Louis-Philippe Estachy était né à Gap le 1er mai 1845. Pendant la guerre de 1870 il avait rendu, dans une ambulance, des services qui lui avaient mérité la croix de la Légion d’honneur.
Titulaire des di­plô­mes de licencié en droit et de docteur en médecine, il avait opté pour la médecine. Il avait exercé d’abord à Meyrargues, dans les Bouches-du-Rhône, de 1872 à 1879. Puis il avait transporté son cabinet à Pertuis. Il avait laissé dans sa première résidence la réputation d’un praticien habile, mais d’un homme violent, vindicatif, peu scrupuleux et d’une moralité douteuse.

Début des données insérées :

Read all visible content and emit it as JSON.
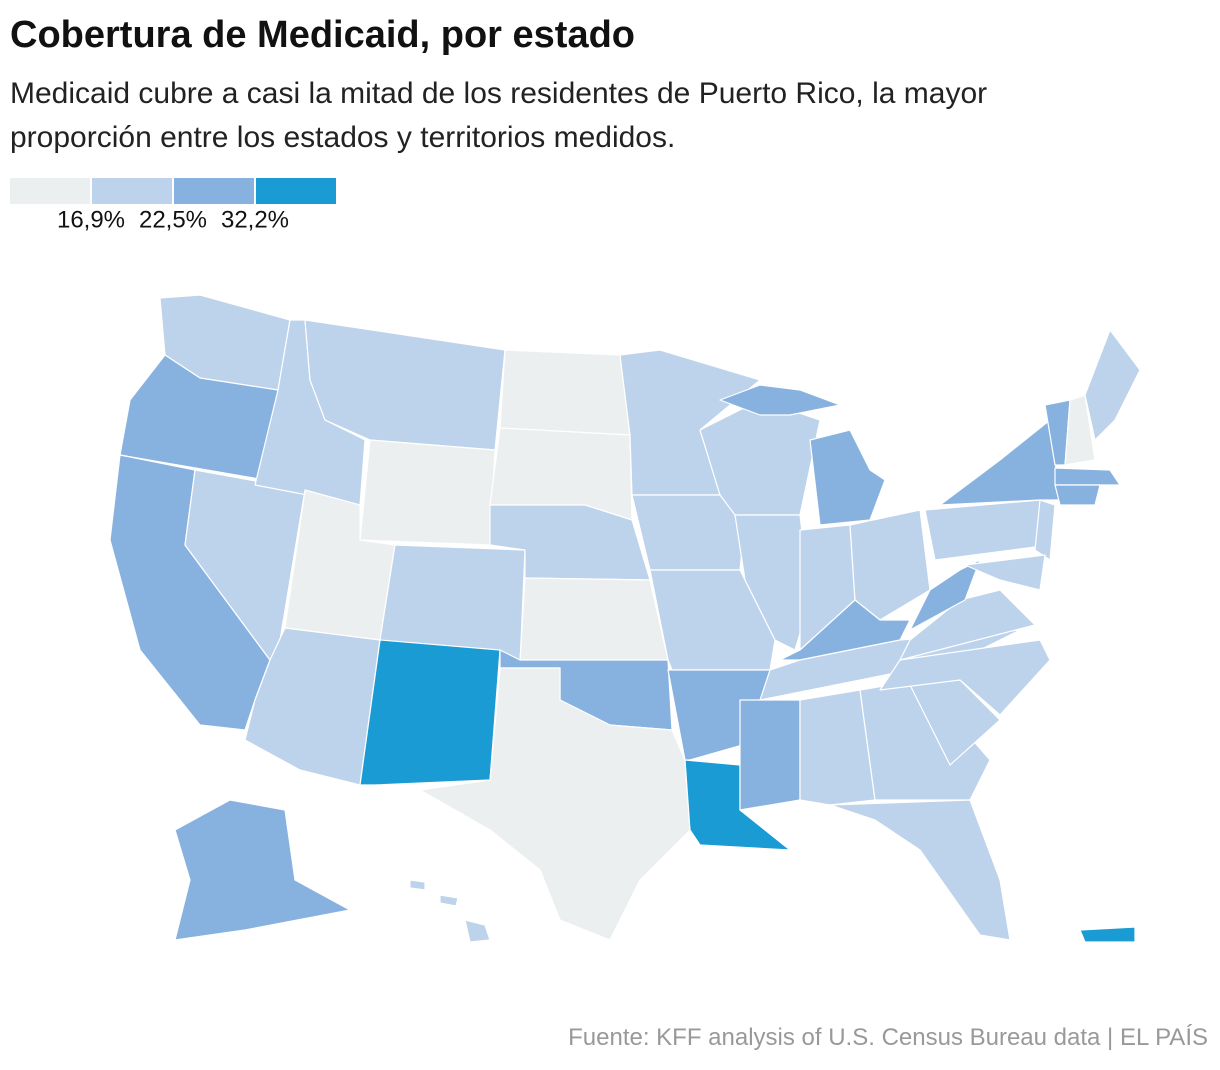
{
  "header": {
    "title": "Cobertura de Medicaid, por estado",
    "subtitle": "Medicaid cubre a casi la mitad de los residentes de Puerto Rico, la mayor proporción entre los estados y territorios medidos."
  },
  "legend": {
    "colors": [
      "#eceff0",
      "#bdd2eb",
      "#87b2df",
      "#1b9bd4"
    ],
    "breaks": [
      {
        "value": 16.9,
        "label": "16,9%"
      },
      {
        "value": 22.5,
        "label": "22,5%"
      },
      {
        "value": 32.2,
        "label": "32,2%"
      }
    ]
  },
  "source": "Fuente: KFF analysis of U.S. Census Bureau data | EL PAÍS"
}
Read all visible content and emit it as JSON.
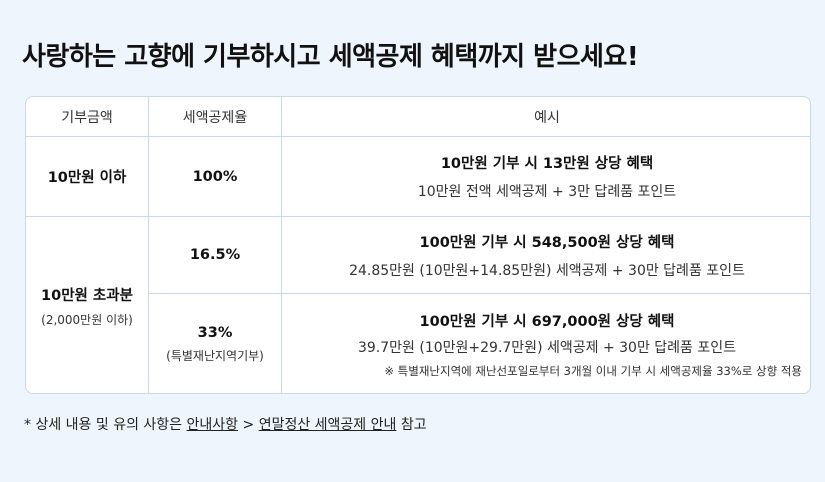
{
  "title": "사랑하는 고향에 기부하시고 세액공제 혜택까지 받으세요!",
  "table": {
    "headers": [
      "기부금액",
      "세액공제율",
      "예시"
    ],
    "row1": {
      "amount": "10만원 이하",
      "rate": "100%",
      "example_title": "10만원 기부 시 13만원 상당 혜택",
      "example_desc": "10만원 전액 세액공제 + 3만 답례품 포인트"
    },
    "row2": {
      "amount": "10만원 초과분",
      "amount_note": "(2,000만원 이하)",
      "rate": "16.5%",
      "example_title": "100만원 기부 시 548,500원 상당 혜택",
      "example_desc": "24.85만원 (10만원+14.85만원) 세액공제 + 30만 답례품 포인트"
    },
    "row3": {
      "rate": "33%",
      "rate_note": "(특별재난지역기부)",
      "example_title": "100만원 기부 시 697,000원 상당 혜택",
      "example_desc": "39.7만원 (10만원+29.7만원) 세액공제 + 30만 답례품 포인트",
      "example_note": "※ 특별재난지역에 재난선포일로부터 3개월 이내 기부 시 세액공제율 33%로 상향 적용"
    }
  },
  "footer": {
    "prefix": "* 상세 내용 및 유의 사항은",
    "link1": "안내사항",
    "separator": ">",
    "link2": "연말정산 세액공제 안내",
    "suffix": "참고"
  },
  "colors": {
    "panel_bg": "#eef5fc",
    "border": "#c9d9ec"
  }
}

Marié en 1872 à une jeune fille de Marseille, il s’était comporté à son égard de telle sorte qu’elle avait dû abandonner le domicile conjugal. Elle avait obtenu sans peine, en 1875, la séparation de corps, puis était morte.

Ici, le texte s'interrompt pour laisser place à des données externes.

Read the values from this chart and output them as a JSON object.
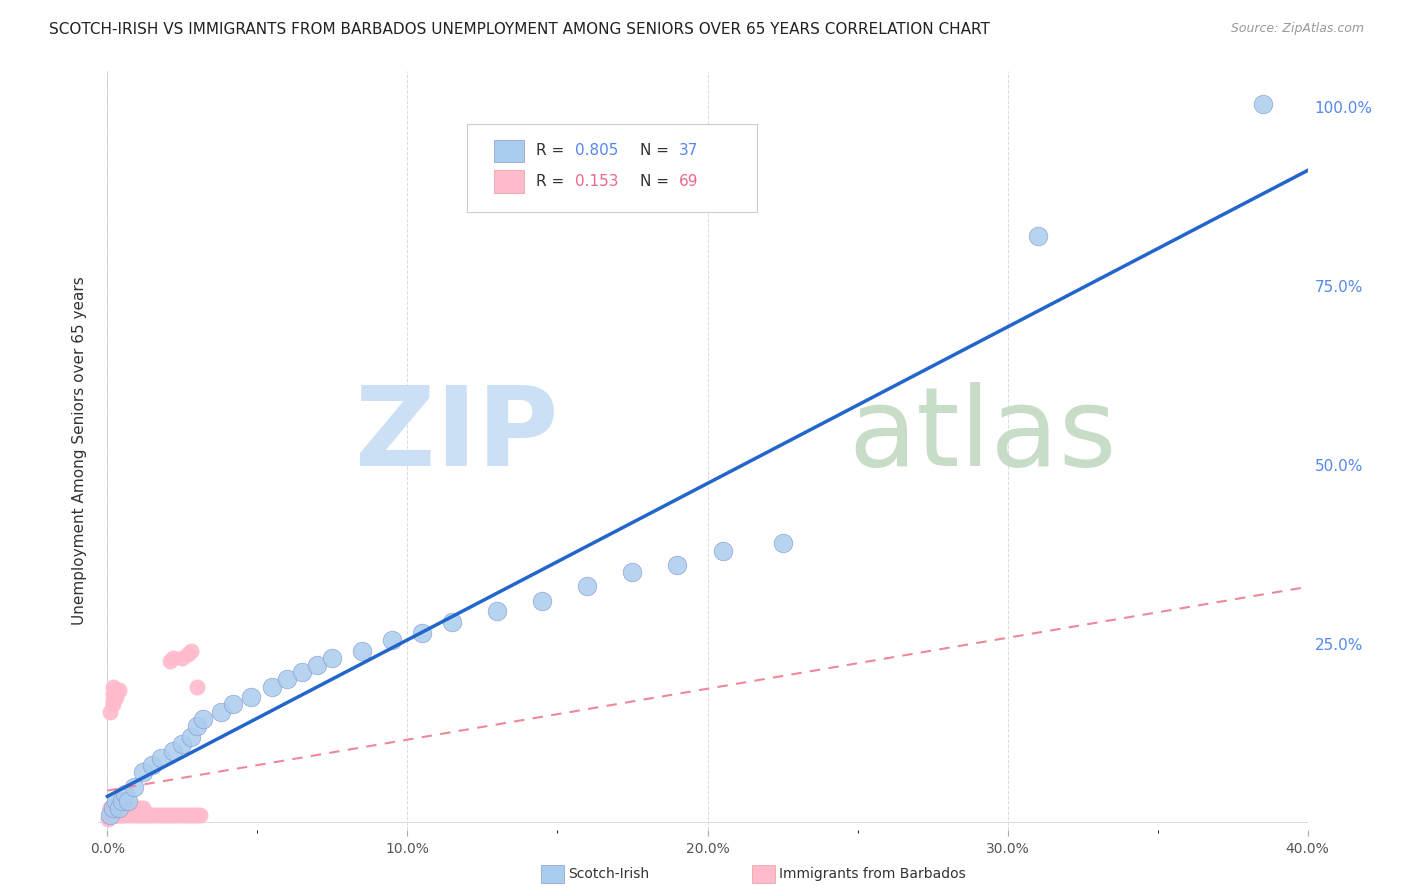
{
  "title": "SCOTCH-IRISH VS IMMIGRANTS FROM BARBADOS UNEMPLOYMENT AMONG SENIORS OVER 65 YEARS CORRELATION CHART",
  "source": "Source: ZipAtlas.com",
  "ylabel": "Unemployment Among Seniors over 65 years",
  "x_tick_labels": [
    "0.0%",
    "",
    "10.0%",
    "",
    "20.0%",
    "",
    "30.0%",
    "",
    "40.0%"
  ],
  "x_tick_values": [
    0.0,
    0.05,
    0.1,
    0.15,
    0.2,
    0.25,
    0.3,
    0.35,
    0.4
  ],
  "x_tick_labels_shown": [
    "0.0%",
    "10.0%",
    "20.0%",
    "30.0%",
    "40.0%"
  ],
  "x_tick_values_shown": [
    0.0,
    0.1,
    0.2,
    0.3,
    0.4
  ],
  "y_tick_labels": [
    "100.0%",
    "75.0%",
    "50.0%",
    "25.0%"
  ],
  "y_tick_values": [
    1.0,
    0.75,
    0.5,
    0.25
  ],
  "xlim": [
    -0.003,
    0.4
  ],
  "ylim": [
    -0.01,
    1.05
  ],
  "background_color": "#ffffff",
  "grid_color": "#cccccc",
  "legend_R_blue": "0.805",
  "legend_N_blue": "37",
  "legend_R_pink": "0.153",
  "legend_N_pink": "69",
  "scotch_irish_color": "#aaccee",
  "barbados_color": "#ffbbcc",
  "trendline_blue_color": "#2266cc",
  "trendline_pink_color": "#ee8899",
  "watermark_zip_color": "#cce0f5",
  "watermark_atlas_color": "#c8ddc8",
  "scotch_irish_x": [
    0.001,
    0.002,
    0.003,
    0.004,
    0.005,
    0.006,
    0.007,
    0.009,
    0.012,
    0.015,
    0.018,
    0.022,
    0.025,
    0.028,
    0.03,
    0.032,
    0.038,
    0.042,
    0.048,
    0.055,
    0.06,
    0.065,
    0.07,
    0.075,
    0.085,
    0.095,
    0.105,
    0.115,
    0.13,
    0.145,
    0.16,
    0.175,
    0.19,
    0.205,
    0.225,
    0.31,
    0.385
  ],
  "scotch_irish_y": [
    0.01,
    0.02,
    0.03,
    0.02,
    0.03,
    0.04,
    0.03,
    0.05,
    0.07,
    0.08,
    0.09,
    0.1,
    0.11,
    0.12,
    0.135,
    0.145,
    0.155,
    0.165,
    0.175,
    0.19,
    0.2,
    0.21,
    0.22,
    0.23,
    0.24,
    0.255,
    0.265,
    0.28,
    0.295,
    0.31,
    0.33,
    0.35,
    0.36,
    0.38,
    0.39,
    0.82,
    1.005
  ],
  "barbados_x": [
    0.0003,
    0.0005,
    0.0007,
    0.001,
    0.001,
    0.001,
    0.001,
    0.002,
    0.002,
    0.002,
    0.002,
    0.003,
    0.003,
    0.003,
    0.003,
    0.004,
    0.004,
    0.004,
    0.005,
    0.005,
    0.005,
    0.005,
    0.006,
    0.006,
    0.007,
    0.007,
    0.008,
    0.009,
    0.009,
    0.01,
    0.01,
    0.011,
    0.011,
    0.012,
    0.012,
    0.013,
    0.014,
    0.015,
    0.016,
    0.017,
    0.018,
    0.019,
    0.02,
    0.021,
    0.022,
    0.023,
    0.024,
    0.025,
    0.026,
    0.027,
    0.028,
    0.029,
    0.03,
    0.031,
    0.001,
    0.002,
    0.003,
    0.002,
    0.003,
    0.002,
    0.003,
    0.004,
    0.002,
    0.021,
    0.022,
    0.025,
    0.027,
    0.028,
    0.03
  ],
  "barbados_y": [
    0.005,
    0.008,
    0.01,
    0.01,
    0.02,
    0.02,
    0.01,
    0.01,
    0.02,
    0.01,
    0.02,
    0.01,
    0.02,
    0.01,
    0.02,
    0.01,
    0.02,
    0.01,
    0.01,
    0.02,
    0.01,
    0.02,
    0.01,
    0.02,
    0.01,
    0.02,
    0.01,
    0.01,
    0.02,
    0.01,
    0.02,
    0.01,
    0.02,
    0.01,
    0.02,
    0.01,
    0.01,
    0.01,
    0.01,
    0.01,
    0.01,
    0.01,
    0.01,
    0.01,
    0.01,
    0.01,
    0.01,
    0.01,
    0.01,
    0.01,
    0.01,
    0.01,
    0.01,
    0.01,
    0.155,
    0.165,
    0.175,
    0.17,
    0.18,
    0.19,
    0.185,
    0.185,
    0.18,
    0.225,
    0.23,
    0.23,
    0.235,
    0.24,
    0.19
  ]
}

Médecin et son patient au XIXe siècle. H. Daumier. DR.
Médecin et son patient au XIXe siècle. H. Daumier. DR.
À Pertuis, l’opinion publique n’avait guère tardé à porter sur le compte de ce singulier personnage le même jugement qu’à Meyrargues. Singulier personnage en vérité ! Ainsi, le docteur Estachy voyageait en chemin de fer sans payer sa place, ou bien il montait en seconde classe, en première même, avec un billet de troisième. Et quand il se voyait guetté au contrôle, il passait par le buffet dont il connaissait le propriétaire.
Ce fut à la fin de l’année 1881 que le docteur Tournatoire entra en scène. Originaire de La Tour-d’Aigues, grosse commune de Vaucluse, ce jeune médecin vint s’établir à Pertuis et le docteur Estachy en prit ombrage.

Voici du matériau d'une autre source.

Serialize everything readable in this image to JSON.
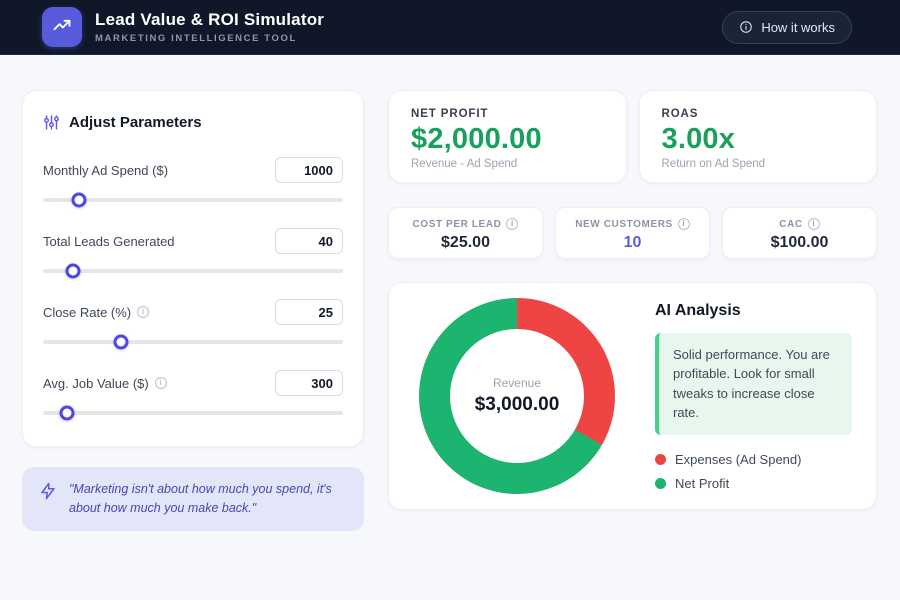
{
  "colors": {
    "accent": "#585cdc",
    "slider": "#4f46e5",
    "green": "#18a05c",
    "red": "#ef4444",
    "donut_green": "#1db46f",
    "header_bg": "#0f1728"
  },
  "header": {
    "title": "Lead Value & ROI Simulator",
    "subtitle": "MARKETING INTELLIGENCE TOOL",
    "help_button": "How it works"
  },
  "panel": {
    "title": "Adjust Parameters",
    "parameters": [
      {
        "label": "Monthly Ad Spend ($)",
        "value": "1000",
        "percent": 12
      },
      {
        "label": "Total Leads Generated",
        "value": "40",
        "percent": 10
      },
      {
        "label": "Close Rate (%)",
        "value": "25",
        "percent": 26
      },
      {
        "label": "Avg. Job Value ($)",
        "value": "300",
        "percent": 8
      }
    ]
  },
  "quote": {
    "text": "\"Marketing isn't about how much you spend, it's about how much you make back.\""
  },
  "kpis": {
    "net_profit": {
      "label": "NET PROFIT",
      "value": "$2,000.00",
      "subtitle": "Revenue - Ad Spend",
      "color": "#18a05c"
    },
    "roas": {
      "label": "ROAS",
      "value": "3.00x",
      "subtitle": "Return on Ad Spend",
      "color": "#18a05c"
    }
  },
  "stats": [
    {
      "label": "COST PER LEAD",
      "value": "$25.00",
      "color": "#1f2937"
    },
    {
      "label": "NEW CUSTOMERS",
      "value": "10",
      "color": "#5b5bd6"
    },
    {
      "label": "CAC",
      "value": "$100.00",
      "color": "#1f2937"
    }
  ],
  "analysis": {
    "title": "AI Analysis",
    "message": "Solid performance. You are profitable. Look for small tweaks to increase close rate.",
    "legend": [
      {
        "label": "Expenses (Ad Spend)",
        "color": "#ef4444"
      },
      {
        "label": "Net Profit",
        "color": "#1db46f"
      }
    ]
  },
  "chart_data": {
    "type": "pie",
    "donut": true,
    "center_label": "Revenue",
    "center_value": "$3,000.00",
    "total": 3000,
    "start_angle_deg": 0,
    "direction": "clockwise",
    "legend_position": "right",
    "segments": [
      {
        "name": "Expenses (Ad Spend)",
        "value": 1000,
        "color": "#ef4444"
      },
      {
        "name": "Net Profit",
        "value": 2000,
        "color": "#1db46f"
      }
    ]
  }
}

Il en conçut même un ressentiment d’autant plus redoutable qu’il sut bien le dissimuler.
Pourtant, à La Tour-d’Aigues où il avait exercé tout d’abord, Tournatoire avait plusieurs fois appelé en consultation Estachy et il lui avait fait part un jour de son intention de se transporter dans une localité plus importante.
« Je ne vois, pour ma part, avait répondu l’autre, aucun inconvénient à ce que vous vous installiez à Pertuis. J’y possède une fort belle clientèle qui s’étend sur les trois quarts de la ville et me demeurera fidèle quoiqu’il arrive. Mais vous pourrez parfaitement mordre sur les autres médecins dont la situation est plutôt mal assise. »
Et au début, Tournatoire et Estachy s’étaient fait bonne mine. Ils se serraient la main dans la rue et échangeaient alors des propos sur le ton d’une parfaite confraternité.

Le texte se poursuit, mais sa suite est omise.